Wednesday, May 17th, 2017

Petty: The Biography by Warren Zanes

Review by Mirah W. (mwelday)

I have been a huge fan of Tom Petty for years.  My earliest recollection is finding my sister’s copy of the Full Moon Fever album but my love for Tom Petty really began in 1993 in Miami and Brazil with the Greatest Hits album; it became the music of my summer.  Any time I hear songs from that album I feel compelled to sing along and I am taken back in time. While I’ve attended Tom Petty concerts and listened to his music for years, I really didn’t know much about the man himself.  In comes Petty: The Biography by Warren Zanes.

Zanes chronicles Petty’s life from his childhood in Gainesville, Florida to his meteoric rise in the music industry to his position now as rock royalty.  Petty: The Biography was rated as #4 in Rolling Stone’s top 10 music books of 2015.   Beginning with Tom’s troubled childhood with an abusive father and a mother who tried her best, Tom was determined to get something more from his life that was expected.  It was heartbreaking reading of his accounts of living with his father and the lengths his father’s family went to in an effort to exploit his fame.

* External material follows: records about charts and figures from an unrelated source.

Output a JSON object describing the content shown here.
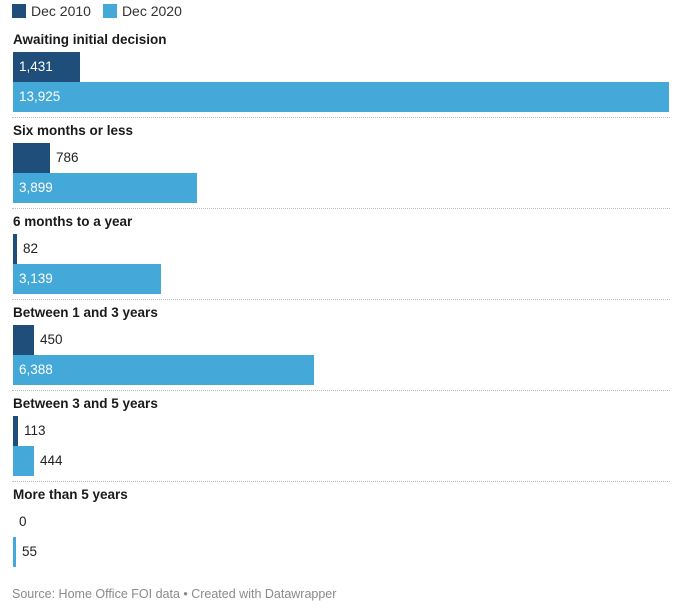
{
  "legend": [
    {
      "name": "Dec 2010",
      "color": "#1e4e79"
    },
    {
      "name": "Dec 2020",
      "color": "#44a8d8"
    }
  ],
  "chart_data": {
    "type": "bar",
    "orientation": "horizontal",
    "categories": [
      "Awaiting initial decision",
      "Six months or less",
      "6 months to a year",
      "Between 1 and 3 years",
      "Between 3 and 5 years",
      "More than 5 years"
    ],
    "series": [
      {
        "name": "Dec 2010",
        "values": [
          1431,
          786,
          82,
          450,
          113,
          0
        ],
        "labels": [
          "1,431",
          "786",
          "82",
          "450",
          "113",
          "0"
        ],
        "color": "#1e4e79"
      },
      {
        "name": "Dec 2020",
        "values": [
          13925,
          3899,
          3139,
          6388,
          444,
          55
        ],
        "labels": [
          "13,925",
          "3,899",
          "3,139",
          "6,388",
          "444",
          "55"
        ],
        "color": "#44a8d8"
      }
    ],
    "xlim": [
      0,
      13925
    ],
    "legend_position": "top-left",
    "grid": false
  },
  "footer": {
    "source": "Source: Home Office FOI data • Created with Datawrapper"
  }
}
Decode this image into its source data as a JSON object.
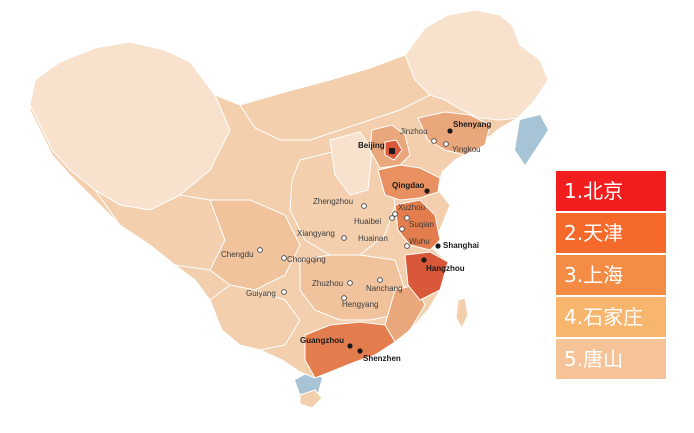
{
  "colors": {
    "land_light": "#f3cfae",
    "land_pale": "#f8e2cd",
    "land_mid": "#eba77c",
    "land_dark": "#e47d4d",
    "land_darkest": "#d9583a",
    "ocean": "#a7c4d6",
    "border": "#ffffff"
  },
  "cities": [
    {
      "name": "Shenyang",
      "bold": true,
      "marker": "dot"
    },
    {
      "name": "Jinzhou",
      "bold": false,
      "marker": "circle"
    },
    {
      "name": "Yingkou",
      "bold": false,
      "marker": "circle"
    },
    {
      "name": "Beijing",
      "bold": true,
      "marker": "square"
    },
    {
      "name": "Qingdao",
      "bold": true,
      "marker": "dot"
    },
    {
      "name": "Zhengzhou",
      "bold": false,
      "marker": "circle"
    },
    {
      "name": "Xuzhou",
      "bold": false,
      "marker": "circle"
    },
    {
      "name": "Huaibei",
      "bold": false,
      "marker": "circle"
    },
    {
      "name": "Suqian",
      "bold": false,
      "marker": "circle"
    },
    {
      "name": "Huainan",
      "bold": false,
      "marker": "circle"
    },
    {
      "name": "Xiangyang",
      "bold": false,
      "marker": "circle"
    },
    {
      "name": "Wuhu",
      "bold": false,
      "marker": "circle"
    },
    {
      "name": "Shanghai",
      "bold": true,
      "marker": "dot"
    },
    {
      "name": "Chengdu",
      "bold": false,
      "marker": "circle"
    },
    {
      "name": "Chongqing",
      "bold": false,
      "marker": "circle"
    },
    {
      "name": "Hangzhou",
      "bold": true,
      "marker": "dot"
    },
    {
      "name": "Zhuzhou",
      "bold": false,
      "marker": "circle"
    },
    {
      "name": "Nanchang",
      "bold": false,
      "marker": "circle"
    },
    {
      "name": "Guiyang",
      "bold": false,
      "marker": "circle"
    },
    {
      "name": "Hengyang",
      "bold": false,
      "marker": "circle"
    },
    {
      "name": "Guangzhou",
      "bold": true,
      "marker": "dot"
    },
    {
      "name": "Shenzhen",
      "bold": true,
      "marker": "dot"
    }
  ],
  "legend": [
    {
      "label": "1.北京",
      "color": "#f21e1e"
    },
    {
      "label": "2.天津",
      "color": "#f56a2a"
    },
    {
      "label": "3.上海",
      "color": "#f58c45"
    },
    {
      "label": "4.石家庄",
      "color": "#f8b56d"
    },
    {
      "label": "5.唐山",
      "color": "#f6c398"
    }
  ]
}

What sticks with me the most was Tom’s admission that having his brother acknowledge and validate Tom’s abuse at the hands of his father proved that he was not alone or making it worse in his mind than it actually was.  I found that to be truly heart wrenching to read.

Tom’s honesty with Zanes about his struggle through the dark times in his life and the roles of his friends, family, and bandmates was illuminating. I felt in the beginning Zanes spent too much time identifying the myriad of former bandmates of Tom’s and it got very overwhelming. I couldn’t keep a lot of the names straight and it was a lot of ‘he was in the band, he was out of the band’.  I think that could have been streamlined quite a bit.  But whether with The Heartbreakers, The Traveling Wilburys, or Mudcrutch, Tom has created unique sounds that fit each band and over the years he has worked at his bands like a business, which I think is what accounted for much of his success.

I admit I was apprehensive about reading this book because I was afraid something would be divulged that would change how I felt about Tom Petty.  Thankfully that did not happen and I got a deepened respect for the man who overcame personal demons and challenges to being a rock and roll legend. I can’t recommend this book enough to other Tom Petty fans.